Silencing The Past
Silencing the Past: Power and the Production of History is a 1995 history book by Haitian historian Michel-Rolph Trouillot. The twentieth-anniversary edition features a foreword by Hazel V. Carby on the impact of Trouillot's work on postcolonial studies. Trouillot was an Anthropology and Social Sciences professor at the University of Chicago.
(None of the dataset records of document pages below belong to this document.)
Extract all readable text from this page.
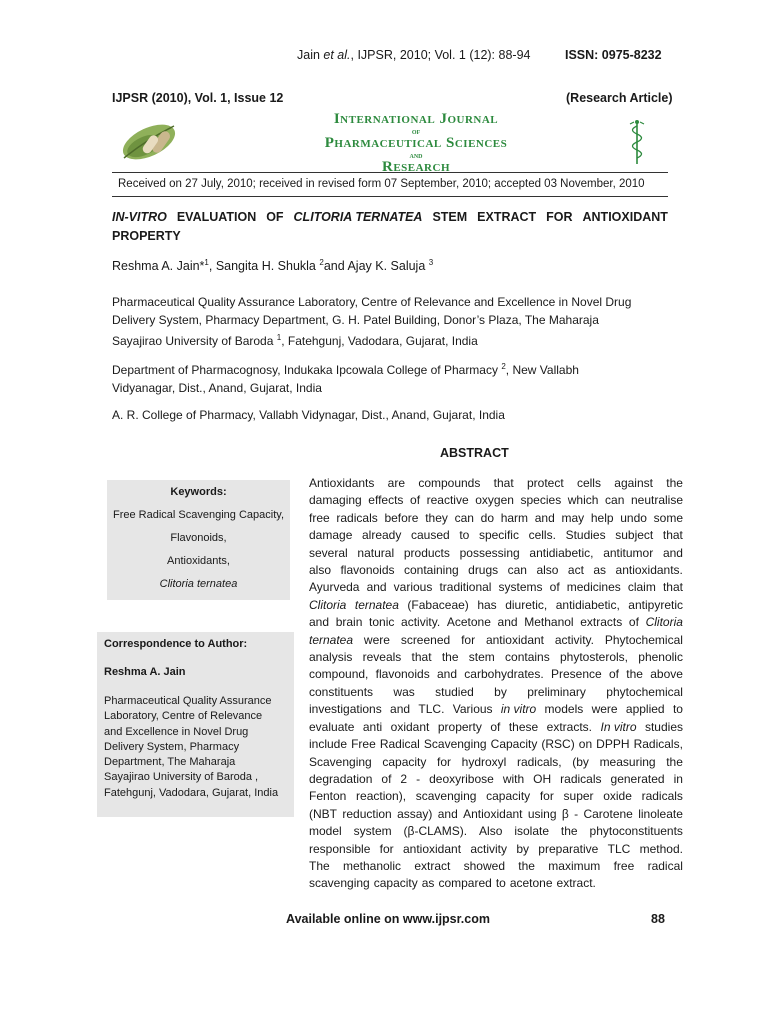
Jain et al., IJPSR, 2010; Vol. 1 (12): 88-94	ISSN: 0975-8232
IJPSR (2010), Vol. 1, Issue 12	(Research Article)
International Journal
of
Pharmaceutical Sciences
and
Research
Received on 27 July, 2010; received in revised form 07 September, 2010; accepted 03 November, 2010
IN-VITRO EVALUATION OF CLITORIA TERNATEA STEM EXTRACT FOR ANTIOXIDANT
PROPERTY
Reshma A. Jain*$^1$, Sangita H. Shukla $^2$and Ajay K. Saluja $^3$
Pharmaceutical Quality Assurance Laboratory, Centre of Relevance and Excellence in Novel Drug
Delivery System, Pharmacy Department, G. H. Patel Building, Donor’s Plaza, The Maharaja
Sayajirao University of Baroda $^1$, Fatehgunj, Vadodara, Gujarat, India
Department of Pharmacognosy, Indukaka Ipcowala College of Pharmacy $^2$, New Vallabh
Vidyanagar, Dist., Anand, Gujarat, India
A. R. College of Pharmacy, Vallabh Vidynagar, Dist., Anand, Gujarat, India
ABSTRACT
Keywords:
Free Radical Scavenging Capacity,
Flavonoids,
Antioxidants,
Clitoria ternatea
Correspondence to Author:
Reshma A. Jain
Pharmaceutical Quality Assurance
Laboratory, Centre of Relevance
and Excellence in Novel Drug
Delivery System, Pharmacy
Department, The Maharaja
Sayajirao University of Baroda ,
Fatehgunj, Vadodara, Gujarat, India
Antioxidants are compounds that protect cells against the
damaging effects of reactive oxygen species which can neutralise
free radicals before they can do harm and may help undo some
damage already caused to specific cells. Studies subject that
several natural products possessing antidiabetic, antitumor and
also flavonoids containing drugs can also act as antioxidants.
Ayurveda and various traditional systems of medicines claim that
Clitoria ternatea (Fabaceae) has diuretic, antidiabetic, antipyretic
and brain tonic activity. Acetone and Methanol extracts of Clitoria
ternatea were screened for antioxidant activity. Phytochemical
analysis reveals that the stem contains phytosterols, phenolic
compound, flavonoids and carbohydrates. Presence of the above
constituents was studied by preliminary phytochemical
investigations and TLC. Various in vitro models were applied to
evaluate anti oxidant property of these extracts. In vitro studies
include Free Radical Scavenging Capacity (RSC) on DPPH Radicals,
Scavenging capacity for hydroxyl radicals, (by measuring the
degradation of 2 - deoxyribose with OH radicals generated in
Fenton reaction), scavenging capacity for super oxide radicals
(NBT reduction assay) and Antioxidant using β - Carotene linoleate
model system (β-CLAMS). Also isolate the phytoconstituents
responsible for antioxidant activity by preparative TLC method.
The methanolic extract showed the maximum free radical
scavenging capacity as compared to acetone extract.
Available online on www.ijpsr.com	88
Author | Michel-Rolph Trouillot |
---|---|
Subject | History |
Genre | Non-fiction |
Publisher | Beacon Press |
Publication date | 1995 |
ISBN | 0807080535 |
Synopsis
Silencing the Past is a meditation on the characteristics of power and how it influences the creation and recording of histories. Spanning examples from The Alamo and Christopher Columbus to the position of the Haitian Revolution in the collective memory of Western society, Trouillot analyzes conventional historical narratives to understand why certain parts of history are remembered when others are not. [1]
Reception
The book was well received upon its release, with Kenneth Maxwell calling it a "beautifully written, superior book."[2] The American Historical Review said the book was "written with clarity, wit, and style throughout,"[3] and Eric R. Wolf called it "a beautifully written book" in which Trouillot "interrogates history, to ask how histories are, in fact, produced."[3] Silencing the Past was used as one of the bases for Raoul Peck's HBO miniseries, Exterminate All the Brutes. [4] The miniseries was released in 2021 to critical acclaim.